How is a product defined under the law?
A product means goods (items that are produced for sale) or electricity or even part of a product, so it includes nearly everything we buy and use in our daily lives. It also applies to digital content, including downloadable games, films and apps.
Buildings and land are not products, but materials such as bricks and cement do fall under this category.
What is a faulty product?
The law surrounding faulty goods states a product must be as described, fit for purpose, and of acceptable quality under the Consumer Rights Act 2015:
- As described: The product must match the original description, which includes any samples or models shown to you.
- Fit for purpose: The product should be fit for the purpose it was bought.
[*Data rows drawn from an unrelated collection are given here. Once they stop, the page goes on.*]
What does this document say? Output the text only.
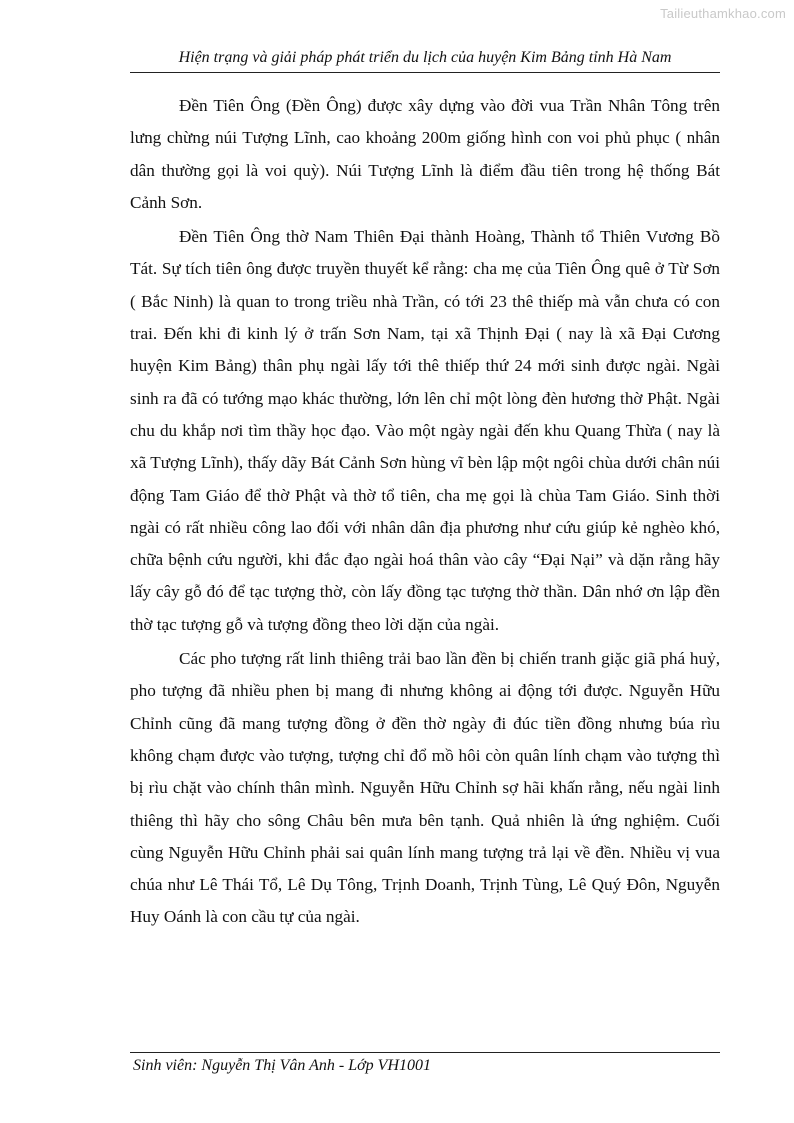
Tailieuthamkhao.com
Hiện trạng và giải pháp phát triển du lịch của huyện Kim Bảng tỉnh Hà Nam

Đền Tiên Ông (Đền Ông) được xây dựng vào đời vua Trần Nhân Tông trên lưng chừng núi Tượng Lĩnh, cao khoảng 200m giống hình con voi phủ phục ( nhân dân thường gọi là voi quỳ). Núi Tượng Lĩnh là điểm đầu tiên trong hệ thống Bát Cảnh Sơn.

Đền Tiên Ông thờ Nam Thiên Đại thành Hoàng, Thành tổ Thiên Vương Bồ Tát. Sự tích tiên ông được truyền thuyết kể rằng: cha mẹ của Tiên Ông quê ở Từ Sơn ( Bắc Ninh) là quan to trong triều nhà Trần, có tới 23 thê thiếp mà vẫn chưa có con trai. Đến khi đi kinh lý ở trấn Sơn Nam, tại xã Thịnh Đại ( nay là xã Đại Cương huyện Kim Bảng) thân phụ ngài lấy tới thê thiếp thứ 24 mới sinh được ngài. Ngài sinh ra đã có tướng mạo khác thường, lớn lên chỉ một lòng đèn hương thờ Phật. Ngài chu du khắp nơi tìm thầy học đạo. Vào một ngày ngài đến khu Quang Thừa ( nay là xã Tượng Lĩnh), thấy dãy Bát Cảnh Sơn hùng vĩ bèn lập một ngôi chùa dưới chân núi động Tam Giáo để thờ Phật và thờ tổ tiên, cha mẹ gọi là chùa Tam Giáo. Sinh thời ngài có rất nhiều công lao đối với nhân dân địa phương như cứu giúp kẻ nghèo khó, chữa bệnh cứu người, khi đắc đạo ngài hoá thân vào cây “Đại Nại” và dặn rằng hãy lấy cây gỗ đó để tạc tượng thờ, còn lấy đồng tạc tượng thờ thần. Dân nhớ ơn lập đền thờ tạc tượng gỗ và tượng đồng theo lời dặn của ngài.

Các pho tượng rất linh thiêng trải bao lần đền bị chiến tranh giặc giã phá huỷ, pho tượng đã nhiều phen bị mang đi nhưng không ai động tới được. Nguyễn Hữu Chỉnh cũng đã mang tượng đồng ở đền thờ ngày đi đúc tiền đồng nhưng búa rìu không chạm được vào tượng, tượng chỉ đổ mồ hôi còn quân lính chạm vào tượng thì bị rìu chặt vào chính thân mình. Nguyễn Hữu Chỉnh sợ hãi khấn rằng, nếu ngài linh thiêng thì hãy cho sông Châu bên mưa bên tạnh. Quả nhiên là ứng nghiệm. Cuối cùng Nguyễn Hữu Chỉnh phải sai quân lính mang tượng trả lại về đền. Nhiều vị vua chúa như Lê Thái Tổ, Lê Dụ Tông, Trịnh Doanh, Trịnh Tùng, Lê Quý Đôn, Nguyễn Huy Oánh là con cầu tự của ngài.

Sinh viên: Nguyễn Thị Vân Anh - Lớp VH1001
- Satisfactory quality: Products should be in full working order - not damaged or faulty when you purchase them. However, this depends on the type of goods, such as second-hand products are not expected to be the same standard as new products.
Therefore, a product is faulty if it does not meet the legitimate expectations of the person who bought it. Any warnings or instructions which accompanied the product and how the product was marketed are also factors taken into consideration
What are the Manufacturer’s responsibilities?
When you buy a product, your contract is with the Seller, not the Manufacturer. Therefore, the Retailer is responsible for rectifying any fault under the Consumer Rights Act 2015.
If the Product bought included a warranty directly from the Manufacturer, subject to the terms of the Warranty, you might be entitled to expect the Manufacturer to remedy the fault.
The Consumer Protection Act 1987 states that a ‘producer’ of a product (that could be a manufacturer or supplier) has a responsibility to ensure their product is safe. If a product causes damage to property, personal injury or death, then legal action can be brought against them, resulting in substantial fines and even imprisonment.